In September 2011 I returned to my ob/gyn for my annual Pap. I was down 30lbs, but still dealing with long periods followed by short periods. My ob/gyn called me with the Pap results and it was found that I had abnormal cells and they needed to do more tests to make sure they were not cancerous. An entire new journey began for a year to make sure I did not have cancer. Some "cancerous like" cells were detected and I underwent a multitude of tests and a cervical scraping to get rid of any abnormal cells that were left. The experience was traumatizing and I spent a year in and out of the ob/gyn having tests and blood work and repeat Pap smears.

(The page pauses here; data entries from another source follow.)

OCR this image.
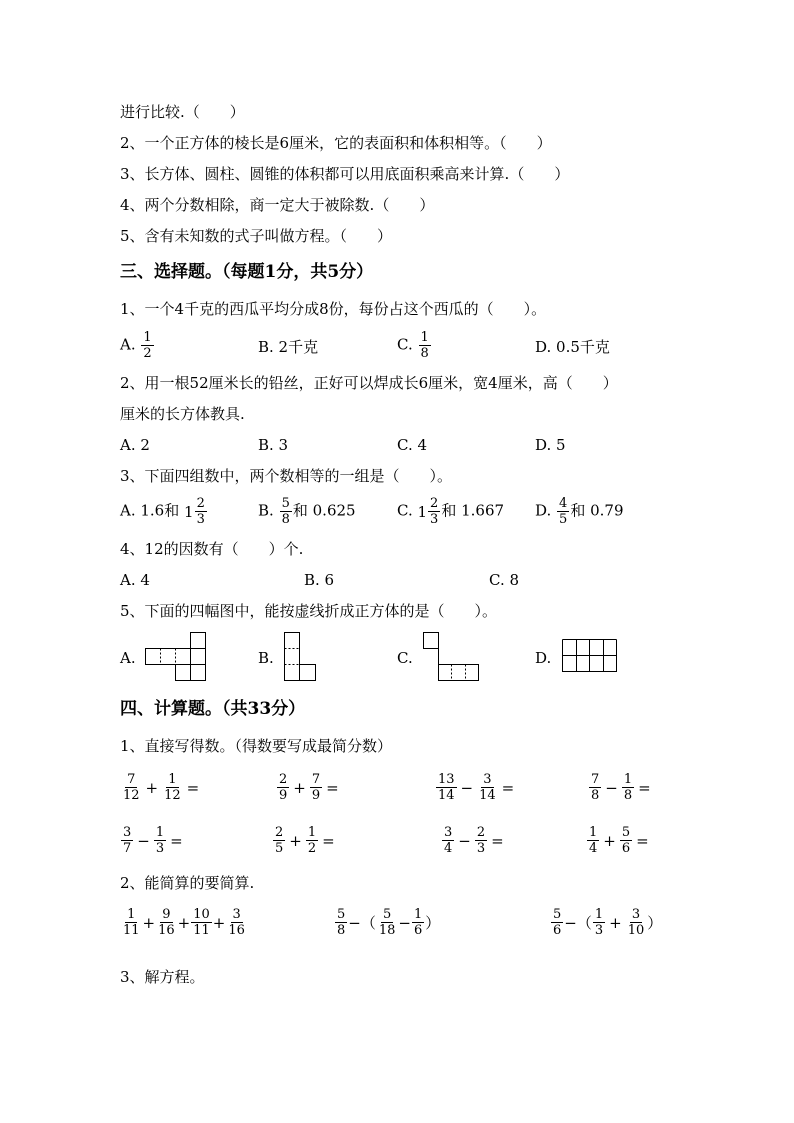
进行比较.（　　）
2、一个正方体的棱长是6厘米，它的表面积和体积相等。（　　）
3、长方体、圆柱、圆锥的体积都可以用底面积乘高来计算.（　　）
4、两个分数相除，商一定大于被除数.（　　）
5、含有未知数的式子叫做方程。（　　）
三、选择题。（每题1分，共5分）
1、一个4千克的西瓜平均分成8份，每份占这个西瓜的（　　）。
A. $\frac{1}{2}$	B. 2千克	C. $\frac{1}{8}$	D. 0.5千克
2、用一根52厘米长的铅丝，正好可以焊成长6厘米，宽4厘米，高（　　）
厘米的长方体教具.
A. 2	B. 3	C. 4	D. 5
3、下面四组数中，两个数相等的一组是（　　）。
A. 1.6和 $1 \frac{2}{3}$	B. $\frac{5}{8}$ 和 0.625	C. $1 \frac{2}{3}$ 和 1.667 D. $\frac{4}{5}$ 和 0.79
4、12的因数有（　　）个.
A. 4	B. 6	C. 8
5、下面的四幅图中，能按虚线折成正方体的是（　　）。
A.	B.	C.	D.
四、计算题。（共33分）
1、直接写得数。（得数要写成最简分数）
$\frac{7}{12} + \frac{1}{12}$ =	$\frac{2}{9} + \frac{7}{9}$ =	$\frac{13}{14} - \frac{3}{14}$ =	$\frac{7}{8} - \frac{1}{8}$ =
$\frac{3}{7} - \frac{1}{3}$ =	$\frac{2}{5} + \frac{1}{2}$ =	$\frac{3}{4} - \frac{2}{3}$ =	$\frac{1}{4} + \frac{5}{6}$ =
2、能简算的要简算.
$\frac{1}{11} + \frac{9}{16} + \frac{10}{11} + \frac{3}{16}$	$\frac{5}{8}$ −（ $\frac{5}{18} - \frac{1}{6}$ ）	$\frac{5}{6}$ −（ $\frac{1}{3} + \frac{3}{10}$ ）
3、解方程。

It was not until my next annual appointment in September 2012 that I was told I definitely did not have cancer and that the cells were just abnormal. I had another Pap done at that time and they gave me the all clear to continue TTC. We left the office relieved and worried that something else was wrong. We left with a script for HSG and SA for DH.
In October of 2012 I had my HSG. They told me I had what they thought was scar tissue in my fallopian tubes. They were able to clear it with the pressure of passing the dye. Everything else is clear. Robs SA came back with great numbers and my ob/gyn says in the months after an HSG you are more likely to get pregnant. We grab more OPKs and are still expecting the best.
In the months that follow literally everyone around us falls pregnant. I don't want this to sound like we are mad or upset with them at all. We are extremely happy for our friends and family. It does weigh on us though. Why not us? Why not yet? What more do we need to do?
In January 2013 I make an appointment with the local RE. We have a ton of blood work and tests.
Basically I have recently been diagnosed with A-typical PCOS- I do ovulate, but not all the time. I have weird cycles, but I can also have normal cycles. They can be long, they can be short, and they can be right on time. I have high testosterone and DHEAS and low progesterone. I am started on Dexamethasone .25mg every day to help with the male hormones that are high in my system.
In April 2013 we do a Clomid 100mg cycle with IUI- BFN, possible I didn't ovulate my progesterone was very low.
In May 2013 we do a Clomid 150mg cycle with IUI, definitely ovulated but my progesterone is still very low.
In June 2013 we do a Clomid 150mg cycle with IUI and Progesterone after ovulation- BFN Progesterone comes back great, but still not pregnant.
July 2013 we come up with a new plan of starting injectables and I start fertility acupuncture. I want to get my mind settled and help with some of the emotions I am feeling.
That brings us right here to August. We are in the middle of a Menopur Cycle and praying that one of my follicles matures.
This journey has been long and full of emotions. It has wrecked havoc on some friendships and it has also garnered new friendships. My faith has been strengthened and I have prayed more over the last few years than I have during my lifetime.
I know that there is something more that we have yet to see from this struggle and someday we will understand it all. For now I am working on keeping my faith and marriage strong and working towards our future whatever it may hold. We both know we want to be parents and we will do whatever we have to in order to reach that goal.
Rob recently lost his job and the stress has been rough on us. I think our marriage is stronger now than it was when things were easy and carefree. We are currently in the process of assessing our life here in New Jersey and contemplating a major move away.
I've been leaning on my bloggy friends for support and I am so glad I have you all here for me when I am stressed or sad or worried or just plain crazy. This community is amazing and if you haven't joined in yet and are just lurking- trust me- these people will help pick you up when you are down. Im lucky to call you guys my friends and have you on this journey with me.